Tres décadas de neoliberalismo fueron aupando al poder y colocando en los altos cargos públicos a personas en muchos casos realmente peligrosas; probablemente, según algunos expertos, con perturbaciones de la personalidad, como sociopatía, narcisismo extremo o psicopatía, porque la ausencia de empatía y la insensibilidad extrema tienen nombres y apellidos muy concretos que no sé por qué los tertulianos y analistas políticos no utilizan con claridad. Robert Hare, el mayor experto en psicopatía del mundo, afirma que en la política alrededor del 80% de los altos cargos son psicópatas. A todos nos vienen determinadas personas a la mente, tanto en España como en Europa y América, que llegaron al poder y mostraron su incapacidad de sentir empatía o compasión frente a nada y frente a nadie (principal característica de los psicópatas), y capaces de trabajar solamente buscando el beneficio propio, ignorando absolutamente a los ciudadanos y burlándose con descaro de las personas y de sus derechos.
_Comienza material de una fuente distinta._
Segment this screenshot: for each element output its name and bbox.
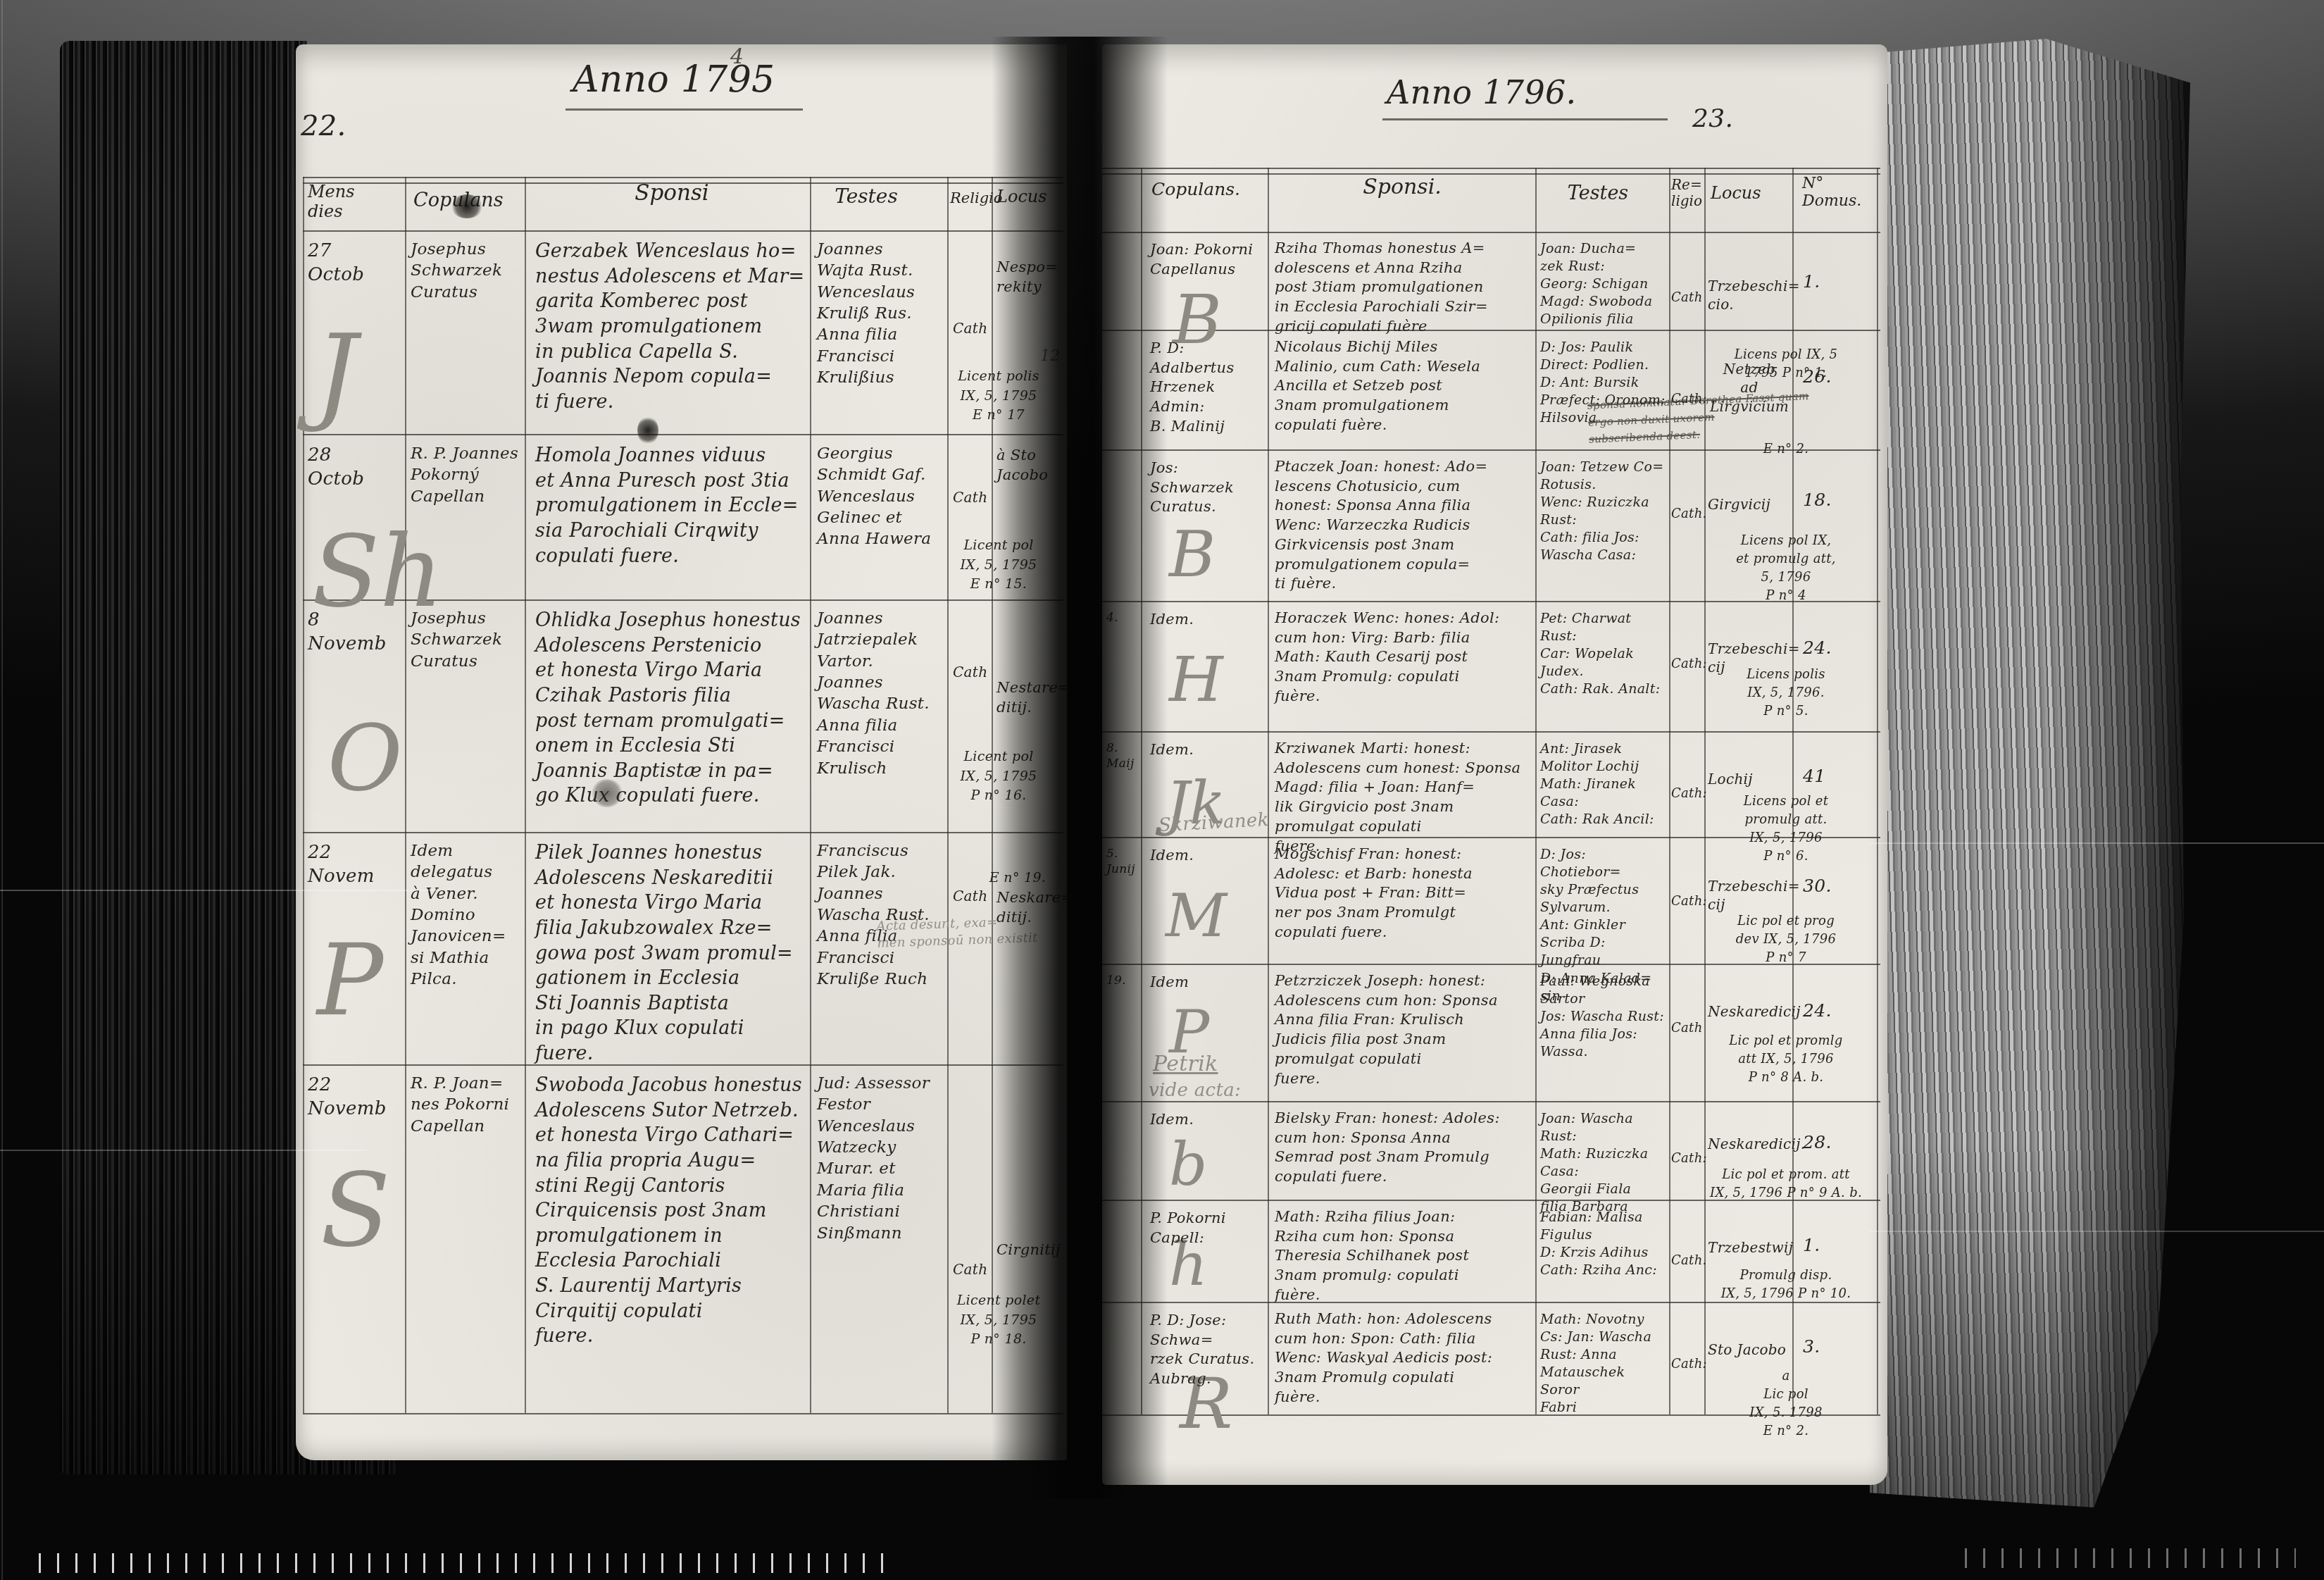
cell-sponsi: Mogschisf Fran: honest: Adolesc: et Barb… [1275,845,1530,943]
header-locus: Locus [997,187,1047,207]
cell-date: 8 Novemb [308,608,403,657]
pencil-note: Skrziwanek [1158,808,1269,838]
cell-sponsi: Nicolaus Bichij Miles Malinio, cum Cath:… [1275,337,1530,435]
cell-religio: Cath [953,663,992,681]
cell-sponsi: Ruth Math: hon: Adolescens cum hon: Spon… [1275,1310,1530,1407]
cell-sponsi: Math: Rziha filius Joan: Rziha cum hon: … [1275,1207,1530,1305]
cell-copulans: Idem delegatus à Vener. Domino Janovicen… [411,840,522,990]
table-line [303,1413,1063,1414]
cell-licence-note: Licent pol IX, 5, 1795 E n° 15. [935,536,1063,595]
cell-testes: Fabian: Malisa Figulus D: Krzis Adihus C… [1540,1209,1666,1279]
cell-domus: 18. [1803,488,1868,511]
table-line [303,177,304,1413]
cell-licence-note: Promulg disp. IX, 5, 1796 P n° 10. [1697,1267,1875,1303]
left-page-surface: 22. 4 Anno 1795 Mens dies Copulans Spons… [151,43,1067,1460]
film-scratch [1870,1231,2324,1232]
cell-copulans: Idem. [1150,740,1264,760]
header-mens-dies: Mens dies [308,182,355,221]
cell-testes: Math: Novotny Cs: Jan: Wascha Rust: Anna… [1540,1311,1666,1417]
cell-copulans: Idem [1150,973,1264,993]
cell-domus: 26. [1803,365,1868,388]
cell-domus: 41 [1803,764,1868,788]
table-line [1102,731,1880,733]
microfilm-scan: 22. 4 Anno 1795 Mens dies Copulans Spons… [0,0,2324,1580]
cell-domus: 24. [1803,999,1868,1022]
cell-licence-note: E n° 2. [1697,440,1875,459]
table-line [1877,168,1878,1414]
cell-religio: Cath: [1671,1150,1708,1167]
ink-blot [637,416,658,444]
cell-locus: Sto Jacobo [1708,1340,1791,1359]
cell-domus: 28. [1803,1131,1868,1154]
table-line [525,177,526,1413]
film-edge-line [1,0,3,1580]
cell-locus: Nespo= rekity [997,258,1064,297]
header-sponsi: Sponsi [535,181,808,206]
paraph-mark: J [315,321,357,427]
left-page-number: 22. [301,108,346,145]
book-right-page-stack [1870,39,2190,1507]
cell-sponsi: Rziha Thomas honestus A= dolescens et An… [1275,239,1530,337]
cell-testes: Joan: Tetzew Co= Rotusis. Wenc: Ruziczka… [1540,459,1666,564]
cell-licence-note: Licens pol IX, et promulg att, 5, 1796 P… [1697,532,1875,605]
paraph-mark: H [1169,649,1223,711]
table-line [1535,168,1537,1414]
film-scratch [1870,842,2324,844]
cell-locus: Neskaredicij [1708,1002,1791,1021]
cell-sponsi: Bielsky Fran: honest: Adoles: cum hon: S… [1275,1109,1530,1187]
right-page-title: Anno 1796. [1382,71,1668,120]
cell-sponsi: Krziwanek Marti: honest: Adolescens cum … [1275,739,1530,856]
header-religio: Religio [950,189,1002,206]
cell-licence-note: Lic pol et promlg att IX, 5, 1796 P n° 8… [1697,1032,1875,1087]
cell-religio: Cath: [1671,893,1708,910]
paraph-mark: Sh [312,523,443,622]
cell-copulans: Idem. [1150,610,1264,630]
cell-religio: Cath [953,319,992,337]
table-line [1141,168,1142,1414]
pencil-note: vide acta: [1149,1078,1241,1102]
margin-number: 12 [1040,346,1061,366]
table-line [303,434,1063,435]
cell-testes: Georgius Schmidt Gaf. Wenceslaus Gelinec… [817,443,945,550]
right-page-surface: 23. Anno 1796. Copulans. S [1102,44,1887,1485]
cell-domus: 1. [1803,270,1868,293]
cell-testes: Franciscus Pilek Jak. Joannes Wascha Rus… [817,840,945,990]
cell-licence-note: a Lic pol IX, 5. 1798 E n° 2. [1697,1367,1875,1441]
cell-date: 22 Novemb [308,1073,403,1121]
cell-locus: Netzeb ad Lirgvicium [1708,360,1791,416]
cell-sponsi: Ptaczek Joan: honest: Ado= lescens Chotu… [1275,457,1530,594]
cell-date: 22 Novem [308,840,403,889]
cell-licence-note: Lic pol et prom. att IX, 5, 1796 P n° 9 … [1697,1166,1875,1202]
table-line [1102,232,1880,233]
cell-sponsi: Horaczek Wenc: hones: Adol: cum hon: Vir… [1275,609,1530,707]
cell-copulans: Idem. [1150,846,1264,866]
cell-licence-note: Licens pol et promulg att. IX, 5, 1796 P… [1697,792,1875,866]
pencil-note: Acta desunt, exa= men sponsoū non existi… [876,912,1067,952]
cell-testes: Pet: Charwat Rust: Car: Wopelak Judex. C… [1540,610,1666,698]
cell-locus: Trzebestwij [1708,1238,1791,1257]
film-scratch [0,890,437,891]
table-line [1102,168,1880,169]
cell-copulans: Idem. [1150,1110,1264,1130]
paraph-mark: B [1169,523,1216,587]
header-testes: Testes [803,185,930,208]
left-page-title: Anno 1795 [566,56,803,111]
header-religio: Re= ligio [1671,177,1702,209]
cell-copulans: P. D: Adalbertus Hrzenek Admin: B. Malin… [1150,339,1264,437]
cell-licence-note: Licens polis IX, 5, 1796. P n° 5. [1697,666,1875,721]
pencil-note: Petrik [1153,1050,1218,1078]
table-line [303,832,1063,833]
table-line [1102,173,1880,175]
cell-testes: D: Jos: Paulik Direct: Podlien. D: Ant: … [1540,339,1666,427]
cell-locus: Cirgnitij [997,1240,1064,1260]
film-scratch [0,1150,366,1151]
cell-religio: Cath. [1671,506,1708,523]
paraph-mark: b [1169,1135,1207,1195]
cell-religio: Cath [953,1260,992,1279]
film-ruler-scale [1965,1548,2296,1568]
cell-religio: Cath [953,488,992,506]
cell-sponsi: Ohlidka Josephus honestus Adolescens Per… [535,608,808,809]
table-line [1669,168,1670,1414]
cell-locus: Nestare= ditij. [997,678,1064,717]
cell-testes: Joan: Ducha= zek Rust: Georg: Schigan Ma… [1540,240,1666,328]
cell-religio: Cath [953,887,992,905]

Y así el neoliberalismo o neofascismo ha culminado con un mundo realmente asolado, con una pandemia que algunos expertos intuyen que puede haber sido provocada, con la economía mundial muy deteriorada, con el planeta arrasado y con unos problemas medioambientales y ecológicos que nos llevan a una probable hecatombe sin precedentes; y con una crisis moral y un desánimo social probablemente también sin precedentes. Son las ruinas y los daños colaterales del neoliberalismo, que finalmente no es otra cosa que la psicopatía, es decir, la maldad extrema, llevada a la política.

En este contexto el cambio de presidente del país más importante del mundo nos ha alegrado a muchos. Ya sabemos bien a estas alturas que los lobbys y los grupos de poder gobiernan el mundo, y, por supuesto, intentan no permitir acercarse a la presidencia a alguien que no les vaya a bailar el agua o a no velar por sus intereses. Y sabemos que muchas veces nos vemos obligados a conformarnos con lo menos malo, en la disyuntiva de tener que elegir entre eso o lo peor. No sé si la llegada de Biden a la presidencia de EEUU es uno de esos casos.

Me encantaría que este cambio contribuyera a reconfigurar el funcionamiento de la política norteamericana, y por extensión, de la política europea y mundial, tan distorsionadas por las maquiavélicas políticas neoliberales. Me encantaría que se empezara a construir sobre los escombros y las ruinas consecuencia de la era neoliberal, que si algo ha mostrado es que es muy capaz de destruirle, un mundo nuevo. Me encantaría que, frente a la psicopatía del neofascismo, este relevo suponga el regreso a la conciencia de los que gobiernan de un mínimo de empatía y de interés real por el progreso del mundo y por el bienestar de las personas.

Sea como sea, me alegro enormemente de que los norteamericanos hayan echado a Trump, lo cual puede ser un rayo de luz para el mundo y, por supuesto, también para el planeta. Seguramente soy una soñadora y una idealista, pero sigo creyendo que todavía sigue siendo posible que entre todos podamos construir un mundo mejor. Sigamos soñando en cualquier caso, porque no hay nada como un sueño para crear el futuro, como decía Victor Hugo en “Les misérables”.